EFFECT OF PHYSIOLOGICAL ADP CONCENTRATIONS ON CONTRACTION OF SINGLE SKINNED FIBERS FROM RABBIT FAST AND SLOW MUSCLES

To directly assess the possible role of ADP in muscle fatigue, we have studied the effect of physiological MgADP levels on maximum Ca2+-activated isometric force and unloaded shortening velocity (V-us) of single skinned fiber segments from rabbit fast-twitch (psoas) and slow-twitch (soleus) muscles. MgADP concentration was changed in a controlled and well-buffered manner by varying creatine (Cr) in solutions, which also contained MgATP, phosphocreatine (PCr), and creatine kinase (CK). To quantify ADP as a function of Cr added, we determined the apparent-equilibrium constant (K') of CK for the conditions of our experiments (pH 7.1, 3 mM Mg2+, 12 degrees C): K' = (Sigma[Cr].Sigma[ATP])/(Sigma[PCr].Sigma[ADP]) = 260 +/- 3 (SE). In this manner, ADP was altered essentially as occurs during stimulation in vivo but without the concomitant changes in pH and P-i, which affect force and V-us. As ADP (and Cr) was increased, force and V-us decreased in both fiber types; at the highest ADP level used, 200 mu M, normalized force was 96.6 +/- 1.7% for psoas (n = 6) and 93.7 +/- 2.8% for soleus (n = 6), and V-us was 80.4 +/- 2.4% for psoas and 91.3 +/- 7.7% for soleus. Diffusion-reaction calculations indicated that radial gradients of metabolite concentrations within fibers could not explain the small effects of ADP on fiber mechanics, and experiments verified that metabolite levels were well buffered within fibers by the CK reaction.

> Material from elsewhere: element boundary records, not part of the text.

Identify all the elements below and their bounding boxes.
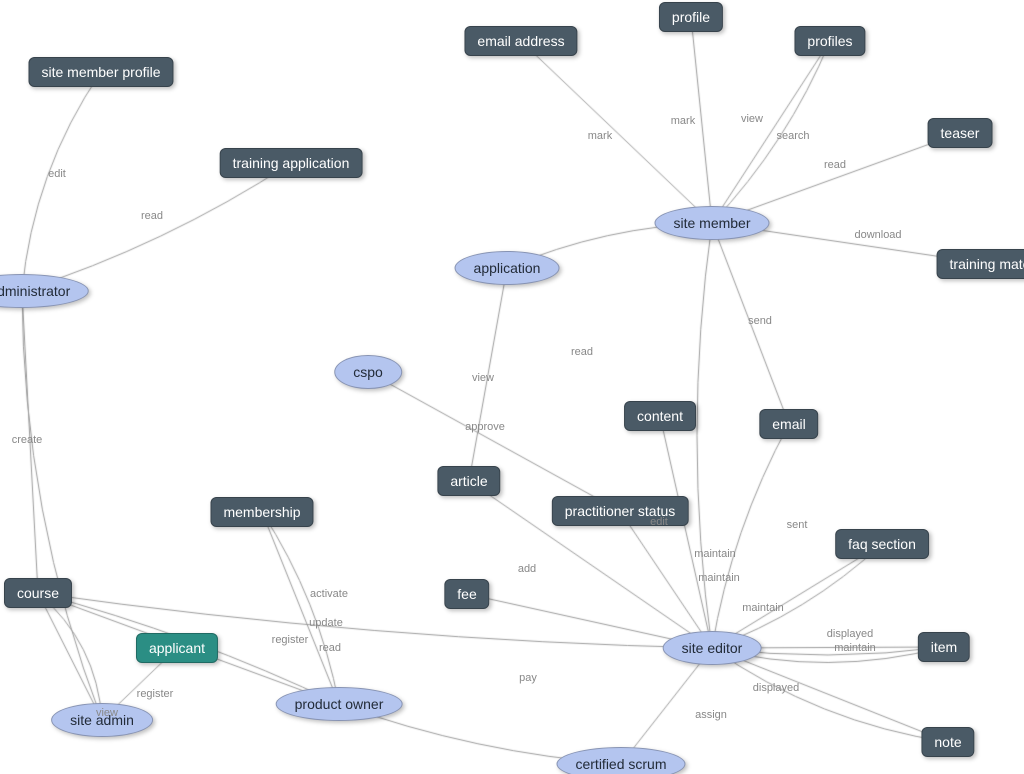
node-training-mat[interactable]: training mate — [937, 249, 1024, 279]
node-content[interactable]: content — [624, 401, 696, 431]
node-training-application[interactable]: training application — [220, 148, 363, 178]
node-email-address[interactable]: email address — [464, 26, 577, 56]
node-faq-section[interactable]: faq section — [835, 529, 929, 559]
node-article[interactable]: article — [437, 466, 500, 496]
node-course[interactable]: course — [4, 578, 72, 608]
node-profile[interactable]: profile — [659, 2, 723, 32]
node-email[interactable]: email — [759, 409, 818, 439]
node-profiles[interactable]: profiles — [794, 26, 865, 56]
node-teaser[interactable]: teaser — [928, 118, 993, 148]
node-application[interactable]: application — [455, 251, 560, 285]
node-note[interactable]: note — [921, 727, 974, 757]
node-membership[interactable]: membership — [210, 497, 313, 527]
node-site-member[interactable]: site member — [654, 206, 769, 240]
node-product-owner[interactable]: product owner — [276, 687, 403, 721]
node-certified-scrum[interactable]: certified scrum — [556, 747, 685, 774]
node-fee[interactable]: fee — [444, 579, 489, 609]
node-cspo[interactable]: cspo — [334, 355, 402, 389]
node-applicant[interactable]: applicant — [136, 633, 218, 663]
node-practitioner-status[interactable]: practitioner status — [552, 496, 689, 526]
node-site-editor[interactable]: site editor — [663, 631, 762, 665]
node-site-member-profile[interactable]: site member profile — [28, 57, 173, 87]
node-site-admin[interactable]: site admin — [51, 703, 153, 737]
node-item[interactable]: item — [918, 632, 970, 662]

Exogenous CK was added to bathing solutions at 290 U/ml, threefold above that necessary to maintain V-us independent of CK concentration; in the absence of PCr and exogenous CK, at least a fourfold increased MgATP was necessary to maintain V-us at the control level. Adenylate kinase activity was not detectable; thus myofibrillar adenosinetriphosphatase and exogenous CK activities were the major determinants of nucleotide levels within activated cells. Or alone (in absence of PCr and exogenous CK) also decreased force and V-us, presumably by a nonspecific mechanism. Over the physiological range, altered ADP had little or no effect on force or V-us in well-buffered conditions. It is therefore likely that other factors decrease force and V-us during muscular fatigue.